Almost two years ago a series of unfortunate health events, relationship troubles and life in general teamed up to take me down. I began to suffer debilitating panic attacks, illogical fears and developed an incapacity to complete even the most straightforward, mundane tasks required by life.
I lived in London at the time, and taking the tube was a literal hell. It was excruciatingly worrisome for me that I would become physically ill and dizzy when descending the platform and waiting for the train. I was fairly confident that it would be the death of me. I’d lived in London for 2.5 years prior, but now for some reason I couldn’t hack something I’d done almost every single day. There was one particular evening commute home through a rammed Highbury and Islington station where I thought for sure I would collapse onto the tracks or between platforms, and be trampled by the hoards of apathetic London commuters.
So I switched to the bus. It took me twice as long to get to work, but I didn’t have to descend to (what my mind had turned into) the fiery depths of hell to get there. The bus stop was also a shorter walk to my flat and work, which helped as (surprise) I was also overly anxious about walking for more than a mile.
The bus was usually quite a relaxing experience for me — one of the few I’ve had since March 31st, 2017. Even if it was crowded, so long as I had a seat (preferably by a window) I could zone out and think about nothing for a while. Even if I was going to be a bit late for work (something which became quite common during this time), I didn’t really care.
Working, however, was truly a struggle. I loved the place I worked, the people I worked with and was confident in my abilities to do my job. But with anxiety lurking around every corner, I found getting through each day emotionally unscathed virtually impossible. My biggest fear was that I would have a serious health scare at work—that I’d pass out in a meeting or have a stroke mid-chat at lunch. It got to the point to where I was always looking for the exit, ready for flight and to call the paramedics (which did happen on two occasions). The Uber app was always up on my phone in case the commute home seemed too daunting (which was most evenings).

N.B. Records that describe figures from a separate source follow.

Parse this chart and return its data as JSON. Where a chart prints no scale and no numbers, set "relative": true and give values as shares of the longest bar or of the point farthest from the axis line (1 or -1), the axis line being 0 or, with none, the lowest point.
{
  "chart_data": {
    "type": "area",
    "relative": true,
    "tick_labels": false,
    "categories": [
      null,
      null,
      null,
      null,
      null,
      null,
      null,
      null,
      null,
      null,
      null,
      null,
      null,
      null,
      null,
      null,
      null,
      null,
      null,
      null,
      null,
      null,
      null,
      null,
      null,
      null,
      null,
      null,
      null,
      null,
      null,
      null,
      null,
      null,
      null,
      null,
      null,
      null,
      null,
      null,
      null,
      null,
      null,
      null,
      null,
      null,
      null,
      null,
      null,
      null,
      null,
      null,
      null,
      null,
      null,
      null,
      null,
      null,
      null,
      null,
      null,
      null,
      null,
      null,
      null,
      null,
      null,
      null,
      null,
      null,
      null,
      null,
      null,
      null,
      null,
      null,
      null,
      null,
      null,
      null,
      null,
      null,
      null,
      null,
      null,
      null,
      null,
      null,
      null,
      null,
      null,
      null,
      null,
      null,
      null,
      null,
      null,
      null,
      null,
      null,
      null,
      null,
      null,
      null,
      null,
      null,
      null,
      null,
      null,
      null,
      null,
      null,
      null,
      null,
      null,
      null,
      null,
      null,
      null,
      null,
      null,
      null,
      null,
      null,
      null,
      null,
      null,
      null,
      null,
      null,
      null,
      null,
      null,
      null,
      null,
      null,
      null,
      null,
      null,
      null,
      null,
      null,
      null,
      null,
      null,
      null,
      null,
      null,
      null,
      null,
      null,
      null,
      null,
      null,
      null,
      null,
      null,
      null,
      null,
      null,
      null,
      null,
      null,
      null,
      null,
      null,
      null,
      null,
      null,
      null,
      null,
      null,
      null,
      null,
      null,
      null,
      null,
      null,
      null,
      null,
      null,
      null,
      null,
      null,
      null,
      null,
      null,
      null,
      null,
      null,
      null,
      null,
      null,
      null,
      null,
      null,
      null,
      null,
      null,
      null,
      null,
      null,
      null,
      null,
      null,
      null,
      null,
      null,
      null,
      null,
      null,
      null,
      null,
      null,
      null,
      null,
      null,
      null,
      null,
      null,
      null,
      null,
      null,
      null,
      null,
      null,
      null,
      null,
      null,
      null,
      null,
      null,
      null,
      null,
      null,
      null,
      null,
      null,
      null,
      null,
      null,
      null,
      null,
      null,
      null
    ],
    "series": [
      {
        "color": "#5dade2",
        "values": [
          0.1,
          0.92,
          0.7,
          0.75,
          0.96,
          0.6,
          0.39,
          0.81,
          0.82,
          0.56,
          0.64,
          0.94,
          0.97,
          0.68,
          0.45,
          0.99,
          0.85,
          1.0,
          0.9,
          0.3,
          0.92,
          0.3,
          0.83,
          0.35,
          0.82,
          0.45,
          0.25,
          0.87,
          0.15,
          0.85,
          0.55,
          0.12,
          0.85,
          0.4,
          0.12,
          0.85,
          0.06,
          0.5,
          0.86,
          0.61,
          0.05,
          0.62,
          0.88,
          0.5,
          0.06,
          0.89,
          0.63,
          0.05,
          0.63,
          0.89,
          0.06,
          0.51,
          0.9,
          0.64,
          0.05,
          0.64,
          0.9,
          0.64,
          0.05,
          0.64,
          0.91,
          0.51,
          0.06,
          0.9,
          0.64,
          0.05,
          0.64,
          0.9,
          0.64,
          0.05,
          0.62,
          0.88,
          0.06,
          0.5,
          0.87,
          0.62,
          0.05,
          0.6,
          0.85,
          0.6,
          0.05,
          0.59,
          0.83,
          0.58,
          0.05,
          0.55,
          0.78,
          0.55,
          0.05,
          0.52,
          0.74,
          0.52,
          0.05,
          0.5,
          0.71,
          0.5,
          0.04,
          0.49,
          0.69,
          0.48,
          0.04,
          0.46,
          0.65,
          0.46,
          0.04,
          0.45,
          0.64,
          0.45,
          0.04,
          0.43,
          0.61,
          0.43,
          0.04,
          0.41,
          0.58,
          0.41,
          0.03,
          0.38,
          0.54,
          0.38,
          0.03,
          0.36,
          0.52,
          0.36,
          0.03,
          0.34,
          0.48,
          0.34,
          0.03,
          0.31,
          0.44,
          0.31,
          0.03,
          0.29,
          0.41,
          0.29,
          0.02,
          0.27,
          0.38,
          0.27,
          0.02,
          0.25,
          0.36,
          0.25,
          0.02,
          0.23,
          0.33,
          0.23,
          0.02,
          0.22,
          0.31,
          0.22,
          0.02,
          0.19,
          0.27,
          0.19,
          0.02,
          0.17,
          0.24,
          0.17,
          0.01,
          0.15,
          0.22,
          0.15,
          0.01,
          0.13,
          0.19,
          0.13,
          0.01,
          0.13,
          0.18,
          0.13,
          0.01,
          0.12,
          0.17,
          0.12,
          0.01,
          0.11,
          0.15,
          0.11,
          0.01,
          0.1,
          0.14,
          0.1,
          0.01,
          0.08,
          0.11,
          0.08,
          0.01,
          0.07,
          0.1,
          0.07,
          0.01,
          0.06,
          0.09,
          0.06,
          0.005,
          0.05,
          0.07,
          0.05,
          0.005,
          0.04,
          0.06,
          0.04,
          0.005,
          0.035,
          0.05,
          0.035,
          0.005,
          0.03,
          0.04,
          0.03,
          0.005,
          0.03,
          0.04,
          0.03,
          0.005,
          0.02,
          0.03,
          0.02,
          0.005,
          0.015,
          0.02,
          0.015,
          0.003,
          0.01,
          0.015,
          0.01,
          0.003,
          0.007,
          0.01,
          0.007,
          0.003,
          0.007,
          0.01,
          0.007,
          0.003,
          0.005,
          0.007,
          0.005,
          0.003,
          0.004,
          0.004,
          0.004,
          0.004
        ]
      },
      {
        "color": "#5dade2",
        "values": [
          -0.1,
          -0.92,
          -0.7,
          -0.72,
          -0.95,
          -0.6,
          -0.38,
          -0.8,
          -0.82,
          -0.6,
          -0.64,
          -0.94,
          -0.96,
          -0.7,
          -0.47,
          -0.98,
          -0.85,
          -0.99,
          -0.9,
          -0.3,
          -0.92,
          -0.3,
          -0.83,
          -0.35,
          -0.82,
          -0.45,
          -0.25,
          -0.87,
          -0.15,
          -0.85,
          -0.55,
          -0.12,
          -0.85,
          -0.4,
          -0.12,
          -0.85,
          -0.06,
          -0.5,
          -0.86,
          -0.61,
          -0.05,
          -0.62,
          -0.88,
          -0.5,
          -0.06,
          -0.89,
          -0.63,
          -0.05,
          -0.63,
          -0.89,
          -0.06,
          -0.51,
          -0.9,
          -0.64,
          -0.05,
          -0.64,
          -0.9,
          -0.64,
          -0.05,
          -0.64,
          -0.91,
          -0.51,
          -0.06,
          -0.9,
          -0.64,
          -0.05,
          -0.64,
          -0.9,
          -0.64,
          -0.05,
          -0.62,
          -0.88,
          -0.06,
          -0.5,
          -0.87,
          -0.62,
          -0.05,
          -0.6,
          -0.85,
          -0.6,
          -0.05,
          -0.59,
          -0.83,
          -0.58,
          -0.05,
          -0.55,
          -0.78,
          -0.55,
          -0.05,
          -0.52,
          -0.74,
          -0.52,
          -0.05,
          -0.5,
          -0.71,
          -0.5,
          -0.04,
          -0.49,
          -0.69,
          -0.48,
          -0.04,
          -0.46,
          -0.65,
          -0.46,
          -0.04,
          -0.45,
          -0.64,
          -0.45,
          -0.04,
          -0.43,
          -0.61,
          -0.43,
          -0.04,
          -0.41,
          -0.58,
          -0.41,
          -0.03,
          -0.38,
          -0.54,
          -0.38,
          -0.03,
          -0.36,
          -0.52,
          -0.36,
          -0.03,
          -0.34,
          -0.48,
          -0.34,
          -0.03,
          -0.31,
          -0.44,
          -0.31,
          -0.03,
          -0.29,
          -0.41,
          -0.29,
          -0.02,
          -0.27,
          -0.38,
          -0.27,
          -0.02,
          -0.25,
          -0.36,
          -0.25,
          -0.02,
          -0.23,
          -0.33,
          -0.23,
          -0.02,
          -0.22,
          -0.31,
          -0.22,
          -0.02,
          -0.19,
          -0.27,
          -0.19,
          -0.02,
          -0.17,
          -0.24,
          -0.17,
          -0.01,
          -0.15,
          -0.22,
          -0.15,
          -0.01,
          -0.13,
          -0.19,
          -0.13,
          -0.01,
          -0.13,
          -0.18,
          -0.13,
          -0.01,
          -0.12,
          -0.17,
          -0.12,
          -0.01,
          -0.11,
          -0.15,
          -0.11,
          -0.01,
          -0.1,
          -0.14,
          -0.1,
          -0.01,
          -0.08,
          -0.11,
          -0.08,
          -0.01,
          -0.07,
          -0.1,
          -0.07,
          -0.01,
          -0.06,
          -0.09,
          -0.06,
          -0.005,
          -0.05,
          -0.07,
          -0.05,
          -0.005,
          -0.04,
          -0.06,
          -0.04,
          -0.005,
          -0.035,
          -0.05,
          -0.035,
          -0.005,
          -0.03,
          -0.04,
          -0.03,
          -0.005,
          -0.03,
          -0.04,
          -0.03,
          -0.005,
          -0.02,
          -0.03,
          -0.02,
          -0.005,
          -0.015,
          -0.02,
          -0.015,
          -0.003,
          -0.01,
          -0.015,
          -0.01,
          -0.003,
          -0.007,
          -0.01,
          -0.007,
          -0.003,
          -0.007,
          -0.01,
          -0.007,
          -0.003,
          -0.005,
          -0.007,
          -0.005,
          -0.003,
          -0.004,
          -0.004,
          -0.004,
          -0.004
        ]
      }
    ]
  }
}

I also worked in social media, which isn’t exactly the most conducive industry to tranquility and inner peace. However, beyond the tweets and posts, even answering emails or text messages was a huge emotional task that I would often delay for hours or days. Basically, just as my fears became completely irrational, decision making also became impossible.

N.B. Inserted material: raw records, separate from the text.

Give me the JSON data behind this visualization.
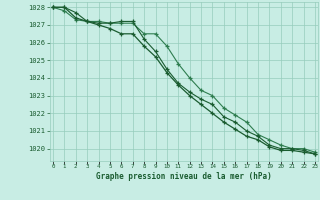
{
  "title": "Graphe pression niveau de la mer (hPa)",
  "bg_color": "#c8ede4",
  "grid_color": "#96ccbc",
  "line_color_dark": "#1a5c30",
  "line_color_mid": "#2e7d4f",
  "x_labels": [
    "0",
    "1",
    "2",
    "3",
    "4",
    "5",
    "6",
    "7",
    "8",
    "9",
    "10",
    "11",
    "12",
    "13",
    "14",
    "15",
    "16",
    "17",
    "18",
    "19",
    "20",
    "21",
    "22",
    "23"
  ],
  "ylim": [
    1019.3,
    1028.3
  ],
  "yticks": [
    1020,
    1021,
    1022,
    1023,
    1024,
    1025,
    1026,
    1027,
    1028
  ],
  "series1": [
    1028.0,
    1028.0,
    1027.7,
    1027.2,
    1027.1,
    1027.1,
    1027.2,
    1027.2,
    1026.2,
    1025.5,
    1024.5,
    1023.7,
    1023.2,
    1022.8,
    1022.5,
    1021.8,
    1021.5,
    1021.0,
    1020.7,
    1020.2,
    1020.0,
    1020.0,
    1019.9,
    1019.7
  ],
  "series2": [
    1028.0,
    1027.8,
    1027.3,
    1027.2,
    1027.2,
    1027.1,
    1027.1,
    1027.1,
    1026.5,
    1026.5,
    1025.8,
    1024.8,
    1024.0,
    1023.3,
    1023.0,
    1022.3,
    1021.9,
    1021.5,
    1020.8,
    1020.5,
    1020.2,
    1020.0,
    1020.0,
    1019.8
  ],
  "series3": [
    1028.0,
    1028.0,
    1027.4,
    1027.2,
    1027.0,
    1026.8,
    1026.5,
    1026.5,
    1025.8,
    1025.2,
    1024.3,
    1023.6,
    1023.0,
    1022.5,
    1022.0,
    1021.5,
    1021.1,
    1020.7,
    1020.5,
    1020.1,
    1019.9,
    1019.9,
    1019.8,
    1019.7
  ]
}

This rendered me less productive than I would have liked, and led to further anxiety that I wasn’t being taken seriously by my coworkers and superiors. My last three months of employment were spent mostly working from home. It was comforting to have a flexible and understanding boss who was willing to work with me. But it was also less than ideal, as I was removed from the social aspects of work I did enjoy and felt less favored or trusted for more important projects and tasks.
My fixed-term contract at that job and time in London eventually came to an end, but my anxieties continue to this day. I thought that leaving the city would mean leaving behind my worries. I was horribly mistaken. I now reside in a small, quaint college town in the midwestern U.S. as I work towards completing a(nother) master’s degree. And, although there are far less triggers here than in a global metropolis like London, I still fight with anxiety on a daily basis. I still have to overcome frightening sensations and deal with ignorant people.
This proves that anxiety persists regardless of location or external circumstances. None of us can simply run away from our fears, as our anxious mind would have us believe. Avoidance methods, like taking an Uber instead of the tube or working from home, don’t work. They’re just a way of coping instead of healing. Like avoiding the deep end of the pool instead of learning to swim.
The only way to find peace is from within.